For in the present strange beauty of this darkness, whether it be the darkness of the season or the darkness we see in the eyes of our suffering patient, there is always a glimmer of joy, peace, and hope. In this mysterious and yet beautiful darkness, we have been given the gift of caring eyes to see with the light Faith in that long distant farmhouse-stable window; are called to point the way (guided by the Heavenly Star), helping others through their cross-like woods filled with the deep snow of pain and suffering; and assist them to that distant Village in the Heavens. Like the man in the poem, he will not see us stop doing what we have been called to do: missionary vessels of hope, bringing people close to His heart; and people, like the horse, will think us strange, because of the many times we are apart from family, friends, and events because we feel more called to be with those that yearn for our Lord’s care and support through our witness and love. Indeed, there is no mistake, we can be there the moment when all seems lost, dreary, bleak, and quiet, as if no prayers are ever answered – as we do have promises to keep. Promises from Our Lord that we must make known to them by our faithful presence and continue to walk and be with them, as they have their own journey of needed healing with “miles to go before [they] sleep, miles to go before [they] sleep. “And so, we travel with them, at times growing weary, but yet always growing stronger in glowing love; and we do not rest until they are at peace. It is a beautiful and mysterious vocation – that of the healthcare professional:


Stopping by Woods on a Snowy Evening

By Robert Frost

Whose woods these are I think I know.

His house is in the village though;

He will not see me stopping here

To watch his woods fill up with snow.


My little horse must think it queer

To stop without a farmhouse near

Between the woods and frozen lake

The darkest evening of the year.


He gives his harness bells a shake

To ask if there is some mistake.

The only other sound’s the sweep

Of easy wind and downy flake.


The woods are lovely, dark and deep,

But I have promises to keep,

And miles to go before I sleep,

And miles to go before I sleep.


I hope and pray that this reminds you to rest or pause, encourages and gives you strength, allows you to give gratitude, express unbelievable humility for what we are tasked with, and finally, to further Curatio’s mission through the quiet, thrilling whispers of one of the most beautiful of liturgical seasons.
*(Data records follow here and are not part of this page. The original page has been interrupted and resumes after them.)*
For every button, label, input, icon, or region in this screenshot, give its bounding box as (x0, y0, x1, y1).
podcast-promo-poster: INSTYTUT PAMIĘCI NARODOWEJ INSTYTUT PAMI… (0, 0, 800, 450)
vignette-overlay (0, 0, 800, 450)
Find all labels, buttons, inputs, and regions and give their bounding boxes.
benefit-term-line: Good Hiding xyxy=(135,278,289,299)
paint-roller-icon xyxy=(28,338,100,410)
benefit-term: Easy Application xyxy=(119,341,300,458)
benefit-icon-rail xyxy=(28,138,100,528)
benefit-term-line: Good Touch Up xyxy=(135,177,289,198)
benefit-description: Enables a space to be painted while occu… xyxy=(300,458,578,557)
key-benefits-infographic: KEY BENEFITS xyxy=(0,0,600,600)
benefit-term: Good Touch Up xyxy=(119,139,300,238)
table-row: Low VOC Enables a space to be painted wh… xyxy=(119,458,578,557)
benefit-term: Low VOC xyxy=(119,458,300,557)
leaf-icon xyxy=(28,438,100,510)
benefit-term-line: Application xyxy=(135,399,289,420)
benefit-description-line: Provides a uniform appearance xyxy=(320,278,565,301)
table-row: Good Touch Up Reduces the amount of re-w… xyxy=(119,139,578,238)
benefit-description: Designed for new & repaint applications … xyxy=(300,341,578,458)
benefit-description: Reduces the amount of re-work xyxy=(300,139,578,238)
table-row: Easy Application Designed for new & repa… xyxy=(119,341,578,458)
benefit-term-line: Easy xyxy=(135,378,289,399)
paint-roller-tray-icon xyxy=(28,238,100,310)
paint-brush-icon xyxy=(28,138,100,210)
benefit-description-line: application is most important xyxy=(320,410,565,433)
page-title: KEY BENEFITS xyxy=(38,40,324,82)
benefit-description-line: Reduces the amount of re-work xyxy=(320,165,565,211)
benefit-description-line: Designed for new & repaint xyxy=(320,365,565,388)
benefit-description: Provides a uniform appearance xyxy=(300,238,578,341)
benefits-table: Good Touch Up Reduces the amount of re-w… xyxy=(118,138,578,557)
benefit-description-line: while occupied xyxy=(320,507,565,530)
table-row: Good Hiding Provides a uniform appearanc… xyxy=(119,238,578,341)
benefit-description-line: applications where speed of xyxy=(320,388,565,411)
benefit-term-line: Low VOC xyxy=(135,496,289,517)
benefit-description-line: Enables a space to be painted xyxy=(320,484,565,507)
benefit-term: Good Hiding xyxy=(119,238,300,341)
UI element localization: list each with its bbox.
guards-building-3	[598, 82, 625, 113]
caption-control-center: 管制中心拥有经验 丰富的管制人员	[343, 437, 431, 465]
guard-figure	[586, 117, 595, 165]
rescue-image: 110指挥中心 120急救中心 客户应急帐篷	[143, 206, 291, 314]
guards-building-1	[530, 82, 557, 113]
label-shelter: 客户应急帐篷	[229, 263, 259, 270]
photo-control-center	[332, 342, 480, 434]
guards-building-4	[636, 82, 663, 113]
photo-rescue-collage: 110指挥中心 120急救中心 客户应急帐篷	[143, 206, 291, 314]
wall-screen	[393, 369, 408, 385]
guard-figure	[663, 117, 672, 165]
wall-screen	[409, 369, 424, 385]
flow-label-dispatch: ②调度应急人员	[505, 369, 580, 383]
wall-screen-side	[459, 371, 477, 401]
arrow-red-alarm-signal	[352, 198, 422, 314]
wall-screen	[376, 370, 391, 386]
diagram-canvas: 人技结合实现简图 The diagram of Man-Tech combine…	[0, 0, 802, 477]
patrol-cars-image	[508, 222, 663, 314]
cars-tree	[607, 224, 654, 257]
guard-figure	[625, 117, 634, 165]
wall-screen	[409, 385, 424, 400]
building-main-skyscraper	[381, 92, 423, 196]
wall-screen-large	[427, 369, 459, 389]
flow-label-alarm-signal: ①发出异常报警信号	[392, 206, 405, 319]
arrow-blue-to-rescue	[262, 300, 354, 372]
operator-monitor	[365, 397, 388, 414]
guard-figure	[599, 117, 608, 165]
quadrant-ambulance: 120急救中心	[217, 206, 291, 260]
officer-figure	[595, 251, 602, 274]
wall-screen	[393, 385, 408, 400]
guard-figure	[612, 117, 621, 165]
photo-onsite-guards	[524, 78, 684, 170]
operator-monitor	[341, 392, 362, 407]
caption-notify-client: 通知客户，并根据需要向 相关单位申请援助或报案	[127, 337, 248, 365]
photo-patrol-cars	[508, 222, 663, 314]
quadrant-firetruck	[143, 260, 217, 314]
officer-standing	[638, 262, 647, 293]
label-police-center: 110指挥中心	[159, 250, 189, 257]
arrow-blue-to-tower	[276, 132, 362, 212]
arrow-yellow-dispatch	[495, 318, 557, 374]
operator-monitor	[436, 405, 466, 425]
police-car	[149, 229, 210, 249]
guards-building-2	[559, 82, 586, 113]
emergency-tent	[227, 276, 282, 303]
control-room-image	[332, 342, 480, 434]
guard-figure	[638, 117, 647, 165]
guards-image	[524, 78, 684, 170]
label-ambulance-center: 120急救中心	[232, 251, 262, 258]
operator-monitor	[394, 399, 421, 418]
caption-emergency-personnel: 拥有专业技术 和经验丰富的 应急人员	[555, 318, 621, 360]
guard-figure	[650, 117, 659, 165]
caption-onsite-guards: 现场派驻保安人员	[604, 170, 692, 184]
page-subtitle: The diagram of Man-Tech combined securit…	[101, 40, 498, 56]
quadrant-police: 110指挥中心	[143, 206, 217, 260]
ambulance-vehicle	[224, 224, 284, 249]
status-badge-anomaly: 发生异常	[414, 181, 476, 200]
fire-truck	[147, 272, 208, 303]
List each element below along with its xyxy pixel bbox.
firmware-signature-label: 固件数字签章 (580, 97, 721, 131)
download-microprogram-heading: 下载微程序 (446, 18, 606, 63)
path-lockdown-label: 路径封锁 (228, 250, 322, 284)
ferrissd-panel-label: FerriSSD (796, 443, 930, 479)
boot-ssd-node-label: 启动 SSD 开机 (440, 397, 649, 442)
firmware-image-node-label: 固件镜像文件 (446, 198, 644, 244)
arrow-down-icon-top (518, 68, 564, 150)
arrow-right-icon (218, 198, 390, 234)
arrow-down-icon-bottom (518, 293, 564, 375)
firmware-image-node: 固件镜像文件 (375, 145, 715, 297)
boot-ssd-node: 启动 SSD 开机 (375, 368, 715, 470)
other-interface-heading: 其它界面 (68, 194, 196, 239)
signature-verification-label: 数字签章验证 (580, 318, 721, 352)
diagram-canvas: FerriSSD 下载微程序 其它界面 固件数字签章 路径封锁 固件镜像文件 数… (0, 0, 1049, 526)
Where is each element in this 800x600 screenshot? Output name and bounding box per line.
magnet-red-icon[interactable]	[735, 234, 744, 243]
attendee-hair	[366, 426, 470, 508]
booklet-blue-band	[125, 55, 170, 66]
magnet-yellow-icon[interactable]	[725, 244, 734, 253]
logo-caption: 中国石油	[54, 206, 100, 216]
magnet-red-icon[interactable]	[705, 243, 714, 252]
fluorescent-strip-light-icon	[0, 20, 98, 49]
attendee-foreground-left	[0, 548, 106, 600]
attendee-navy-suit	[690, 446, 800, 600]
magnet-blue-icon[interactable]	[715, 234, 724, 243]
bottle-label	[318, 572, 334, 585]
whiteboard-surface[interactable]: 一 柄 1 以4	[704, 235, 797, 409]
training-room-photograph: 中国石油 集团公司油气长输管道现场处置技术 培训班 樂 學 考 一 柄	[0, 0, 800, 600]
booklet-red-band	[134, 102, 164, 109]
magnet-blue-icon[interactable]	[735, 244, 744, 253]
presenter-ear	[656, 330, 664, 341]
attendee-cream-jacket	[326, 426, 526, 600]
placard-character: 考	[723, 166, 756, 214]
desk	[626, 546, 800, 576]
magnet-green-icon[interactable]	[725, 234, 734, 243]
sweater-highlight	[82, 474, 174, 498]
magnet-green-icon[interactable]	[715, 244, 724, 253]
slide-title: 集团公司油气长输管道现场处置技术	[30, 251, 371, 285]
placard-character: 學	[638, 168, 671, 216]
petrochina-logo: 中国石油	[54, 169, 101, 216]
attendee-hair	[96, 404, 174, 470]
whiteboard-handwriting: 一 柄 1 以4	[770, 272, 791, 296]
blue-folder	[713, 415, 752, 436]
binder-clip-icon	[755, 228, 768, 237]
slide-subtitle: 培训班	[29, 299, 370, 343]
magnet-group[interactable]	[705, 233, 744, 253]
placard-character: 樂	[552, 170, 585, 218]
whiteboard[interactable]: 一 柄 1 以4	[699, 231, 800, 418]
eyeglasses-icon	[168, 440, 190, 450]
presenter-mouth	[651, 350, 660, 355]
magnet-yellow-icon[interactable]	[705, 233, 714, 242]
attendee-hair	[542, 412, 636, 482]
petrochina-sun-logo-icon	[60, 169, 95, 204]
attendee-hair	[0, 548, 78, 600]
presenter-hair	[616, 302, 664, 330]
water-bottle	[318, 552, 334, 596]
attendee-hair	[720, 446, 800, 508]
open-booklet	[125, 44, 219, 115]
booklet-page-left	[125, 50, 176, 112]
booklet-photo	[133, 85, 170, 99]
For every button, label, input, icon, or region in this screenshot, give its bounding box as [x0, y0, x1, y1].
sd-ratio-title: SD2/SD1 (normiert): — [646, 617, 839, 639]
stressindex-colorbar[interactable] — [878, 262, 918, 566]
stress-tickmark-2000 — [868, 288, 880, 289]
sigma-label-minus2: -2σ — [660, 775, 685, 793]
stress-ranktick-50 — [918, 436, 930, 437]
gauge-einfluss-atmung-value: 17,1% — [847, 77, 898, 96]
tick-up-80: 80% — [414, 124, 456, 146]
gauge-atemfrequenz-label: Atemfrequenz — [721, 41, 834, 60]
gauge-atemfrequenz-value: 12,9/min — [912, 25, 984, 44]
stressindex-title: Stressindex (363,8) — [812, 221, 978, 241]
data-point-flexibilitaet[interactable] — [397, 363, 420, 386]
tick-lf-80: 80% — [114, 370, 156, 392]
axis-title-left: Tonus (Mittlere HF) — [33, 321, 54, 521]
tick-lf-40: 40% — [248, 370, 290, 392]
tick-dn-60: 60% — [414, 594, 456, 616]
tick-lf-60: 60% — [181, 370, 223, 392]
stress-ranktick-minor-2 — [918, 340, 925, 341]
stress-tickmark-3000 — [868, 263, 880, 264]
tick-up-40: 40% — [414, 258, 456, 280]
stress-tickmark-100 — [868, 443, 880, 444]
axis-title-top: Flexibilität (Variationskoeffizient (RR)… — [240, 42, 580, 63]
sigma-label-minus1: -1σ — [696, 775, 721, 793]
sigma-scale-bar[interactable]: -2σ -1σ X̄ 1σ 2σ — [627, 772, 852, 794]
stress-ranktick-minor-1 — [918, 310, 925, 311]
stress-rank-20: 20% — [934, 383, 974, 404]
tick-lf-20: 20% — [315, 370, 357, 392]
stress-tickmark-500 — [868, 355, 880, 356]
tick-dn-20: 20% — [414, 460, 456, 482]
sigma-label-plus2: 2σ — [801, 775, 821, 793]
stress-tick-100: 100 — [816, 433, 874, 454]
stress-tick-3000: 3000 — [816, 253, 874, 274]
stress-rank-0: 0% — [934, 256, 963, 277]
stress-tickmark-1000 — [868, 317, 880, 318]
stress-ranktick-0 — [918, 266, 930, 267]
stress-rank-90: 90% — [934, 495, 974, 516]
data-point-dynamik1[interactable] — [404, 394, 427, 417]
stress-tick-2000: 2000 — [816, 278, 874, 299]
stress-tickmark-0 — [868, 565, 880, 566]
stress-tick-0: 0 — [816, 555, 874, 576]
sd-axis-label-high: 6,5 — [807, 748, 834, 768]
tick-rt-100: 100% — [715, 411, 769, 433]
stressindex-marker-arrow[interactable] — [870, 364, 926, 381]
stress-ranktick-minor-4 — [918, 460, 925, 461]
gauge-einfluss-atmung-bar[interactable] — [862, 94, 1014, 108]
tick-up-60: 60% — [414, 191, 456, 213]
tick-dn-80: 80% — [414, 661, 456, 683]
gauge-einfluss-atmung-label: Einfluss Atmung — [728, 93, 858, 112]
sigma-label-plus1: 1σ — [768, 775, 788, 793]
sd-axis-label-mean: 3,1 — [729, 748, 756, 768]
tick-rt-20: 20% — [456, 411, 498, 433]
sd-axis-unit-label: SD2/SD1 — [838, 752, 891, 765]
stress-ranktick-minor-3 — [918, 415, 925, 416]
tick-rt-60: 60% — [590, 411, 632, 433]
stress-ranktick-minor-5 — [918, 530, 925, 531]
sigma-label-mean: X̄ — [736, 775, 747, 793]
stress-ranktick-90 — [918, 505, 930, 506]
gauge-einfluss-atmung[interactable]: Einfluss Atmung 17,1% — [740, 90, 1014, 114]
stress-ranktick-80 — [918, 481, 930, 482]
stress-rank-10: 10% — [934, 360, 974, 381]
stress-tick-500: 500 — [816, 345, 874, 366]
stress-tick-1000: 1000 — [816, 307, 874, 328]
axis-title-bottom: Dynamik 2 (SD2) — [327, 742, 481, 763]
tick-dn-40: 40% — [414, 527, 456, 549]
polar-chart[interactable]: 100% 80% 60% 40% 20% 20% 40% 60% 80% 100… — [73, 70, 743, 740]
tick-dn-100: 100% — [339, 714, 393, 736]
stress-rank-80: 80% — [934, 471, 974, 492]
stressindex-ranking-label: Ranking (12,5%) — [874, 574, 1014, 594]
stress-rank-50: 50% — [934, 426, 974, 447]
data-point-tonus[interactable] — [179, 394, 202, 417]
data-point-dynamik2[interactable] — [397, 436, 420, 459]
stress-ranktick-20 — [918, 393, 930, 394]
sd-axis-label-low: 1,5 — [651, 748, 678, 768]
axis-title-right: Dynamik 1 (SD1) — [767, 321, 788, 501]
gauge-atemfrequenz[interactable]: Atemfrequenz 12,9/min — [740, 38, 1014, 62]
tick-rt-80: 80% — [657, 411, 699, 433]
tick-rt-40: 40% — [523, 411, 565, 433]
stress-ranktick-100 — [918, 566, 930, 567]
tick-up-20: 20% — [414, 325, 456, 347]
Despite its darkness and bleak appearance, there is yet a child-like excitement, anticipation, and promise of hope. This is what we are to bring to our patients!

Let us not, however, forget about our own spiritual needs, so that we can go back out and be missionaries of hope all over again! So, as that as the waning winter light bids us flee the bitter cold, and we rush to light a fire in the sanctuary of our homes, may this Advent be a time to for us to enter into the sanctuary of our souls, stoking the fires of our hearts through repentance and prayer, cleaning out the cobwebs in preparation for the Birth of Our Lord: “Veni, Veni, Emanuel….Gaude!”

A blessed and prayerful Advent and Christmas to you all!